X.509 Client Certificate or HTML Forms Scheme Prerequisites
Verify the following prerequisites before you configure an X.509 Client Certificate or HTML Forms authentication scheme:
  • An X.509 Server Certificate is installed on the SSL Web server.
    sm1252sp1
    If the Policy Server is operating in FIPs mode, ensure the certificate was generated using only FIPS-approved algorithms.
  • The network must support SSL connection to the client browser (HTTPS protocol).
  • X.509 client certificates are installed on client browsers.
  • Trust  is established between client certificates and server certificates.
  • A valid and trusted Certification Authority (CA) issues certificates.
  • The issuing CA public key validates the digital signature of the user.
  • Client and server certificates have not expired.
  • The public key validates the digital signature of the user.
  • User attributes requested by the HTML form exist in a user directory.
  • A directory connection exists between the Policy Server and the user directory.
  • (Sun Java Systems) If you are using a Sun Java Systems web server, increase the value of the StackSize parameter in the magnus.conf file to a value greater than 131072. Failing to change the value causes the web server to dump its core and restart each time the Policy Server makes an authentication request using forms.
Agent API Support
In the Agent API, the value Sm_AuthApi_Cred_CertOrForm has been added to the enumerated type Sm_Api_Credentials_t. Sm_Api_Credentials_t specifies the credentials that are required for a user to access the realm that the structure Sm_AgentApi_Realm_t references. The enumerated type applies to the nRealmCredentials field of the structure.
The new value specifies that user authentication requires either an X.509 certificate or a forms-based authentication scheme.
Configure an X.509 Certificate or HTML Forms Authentication Scheme
You can use an X.509 Certificate or HTML Forms authentication scheme to implement certificate authentication or HTML forms-based authentication.or both.
sm1252sp1
The following procedure assumes that you are creating an object.
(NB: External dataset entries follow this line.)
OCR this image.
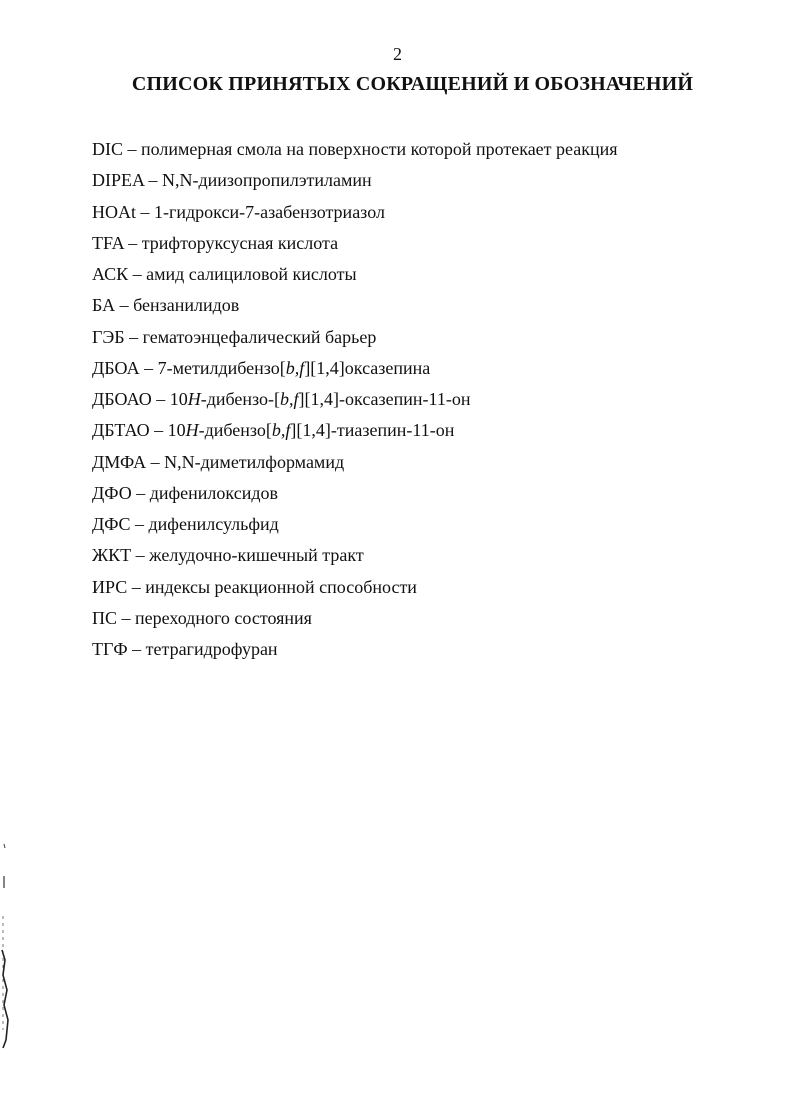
2
СПИСОК ПРИНЯТЫХ СОКРАЩЕНИЙ И ОБОЗНАЧЕНИЙ
DIC – полимерная смола на поверхности которой протекает реакция
DIPEA – N,N-диизопропилэтиламин
HOAt – 1-гидрокси-7-азабензотриазол
TFA – трифторуксусная кислота
АСК – амид салициловой кислоты
БА – бензанилидов
ГЭБ – гематоэнцефалический барьер
ДБОА – 7-метилдибензо[b,f][1,4]оксазепина
ДБОАО – 10H-дибензо-[b,f][1,4]-оксазепин-11-он
ДБТАО – 10H-дибензо[b,f][1,4]-тиазепин-11-он
ДМФА – N,N-диметилформамид
ДФО – дифенилоксидов
ДФС – дифенилсульфид
ЖКТ – желудочно-кишечный тракт
ИРС – индексы реакционной способности
ПС – переходного состояния
ТГФ – тетрагидрофуран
You can also copy the properties of an existing object to create an object. For more information, see Duplicate Policy Server Objects.
sm1252sp1
Follow these steps:
  1. Click Infrastructure, Authentication.
  2. Click Authentication Schemes.
  3. Click Create Authentication Scheme.
    Verify that the Create a new object of type Authentication Scheme is selected.
  4. Click OK.
  1. Enter a name and a protection level.
  2. Select X509 Client Cert or Form Template from the Authentication Scheme Type list.
  3. Enter server and target information.
  4. (Optional) Select Persist Authentication Scheme Data in Scheme Setup. This option specifies that authentication context data is saved in the session store.
  5. Click Submit.
    The authentication scheme is saved and can be assigned to a realm.
For Apache Web servers where Certificates are required or optional, uncomment the SSL Verify Depth 10 line in the httpd.conf file.